Advertising Age released an infographic this week showcasing the America’s 25 biggest advertisers and the first thing I noticed was which brands were not on the list.
For example, where is Coca-Cola? This legendary software maker — the undisputed market leader in their category of products — and an iconic brand with a history of equally iconic advertising wasn’t on the list (Coke was the Cannes advertiser of the year this year).
These “megabrands,” as AdAge calls them, are ranked based on dollars spent on paid media. Let that sink in for a minute.
Dollars spent on paid media, which means the ranking is not based on results. It’s not based on leads, sales, customer retention, market share gained or even market research benchmarking awareness, resonance or message penetration. It’s how much they spend.
Who spends the most? AT&T topped the list:
For AT&T, the 2012 spending tally added up to $1.59 billion in measured media, making it the nation’s most-advertised brand, according to Ad Age DataCenter’s analysis of spending data from WPP’s Kantar Media.

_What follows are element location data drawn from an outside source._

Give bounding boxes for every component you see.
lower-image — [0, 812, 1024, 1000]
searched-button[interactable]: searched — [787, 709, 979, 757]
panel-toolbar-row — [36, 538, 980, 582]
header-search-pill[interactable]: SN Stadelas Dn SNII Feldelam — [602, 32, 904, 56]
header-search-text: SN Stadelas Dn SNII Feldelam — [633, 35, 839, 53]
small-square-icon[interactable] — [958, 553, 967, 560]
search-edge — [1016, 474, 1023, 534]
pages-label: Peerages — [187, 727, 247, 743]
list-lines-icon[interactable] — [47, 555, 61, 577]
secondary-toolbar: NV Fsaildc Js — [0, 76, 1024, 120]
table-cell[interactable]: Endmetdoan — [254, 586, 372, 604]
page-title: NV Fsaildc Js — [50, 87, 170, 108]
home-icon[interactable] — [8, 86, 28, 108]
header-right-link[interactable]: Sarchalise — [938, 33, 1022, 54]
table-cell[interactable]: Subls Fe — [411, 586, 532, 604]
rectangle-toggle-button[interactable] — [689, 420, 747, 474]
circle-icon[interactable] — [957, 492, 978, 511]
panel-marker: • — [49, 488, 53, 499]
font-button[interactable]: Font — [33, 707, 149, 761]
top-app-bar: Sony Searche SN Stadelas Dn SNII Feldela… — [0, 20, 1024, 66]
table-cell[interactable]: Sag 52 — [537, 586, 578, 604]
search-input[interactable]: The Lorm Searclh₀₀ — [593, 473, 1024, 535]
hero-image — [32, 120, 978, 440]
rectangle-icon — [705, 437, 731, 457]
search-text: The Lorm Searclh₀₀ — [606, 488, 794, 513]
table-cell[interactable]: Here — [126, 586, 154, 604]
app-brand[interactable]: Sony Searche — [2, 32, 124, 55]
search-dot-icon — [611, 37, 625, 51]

And that’s what got me to thinking — so what? Whether spending on credit or cash, does writing big checks make a brand better?
Forbes’ Most Powerful Brands vs. AdAge’s Big Spenders
Enter the Forbes list of The World’s Most Powerful Brands, of which there are 100 and are determined “based on their financial metrics.” It seems how much a brand spends on advertising isn’t one of those financial metrics because while AT&T tops AdAge’s chart for ad spend, it tumbles twenty rungs to #21 on Forbes’ power list.
Ah, you say, but your comparing America’s top spenders to the most powerful brands in the world. Except, with a few exceptions, most of those brands are American.
Further, on the flip side, Apple tops Forbes’ list as the as the most powerful brand in the world and yet makes no appearance on AdAge’s list.
In fact just six of the 25 brands of AdAge’s biggest advertisers list make the top 25 brands on Forbes’ most powerful brands. Some brands like Geico, State Farm and JC Penny, spend a boatload of dollars on advertising and don’t appear anywhere in Forbes’ top 100.
What other brands are powerful, but didn’t make AdAge’s big spenders list besides Apple and Coca-Cola? Brands including IBM, Google, Intel, GE, BMW, Cisco, Oracle, Samsung, Disney, HP, Mercedes, Louis Vuitton, Gillette, Honda, Nokia, Nike, and Pepsi.
The world’s most powerful brands aren’t leading in terms of advertising spend and the brands that are leading in advertising spend are…well…leading in advertising spend.
As for Coca-Cola, I think they can bow gracefully and be silently grateful they weren’t on AdAge’s list. Or they could write about it. After all the company turned it’s home page into a magazine this year.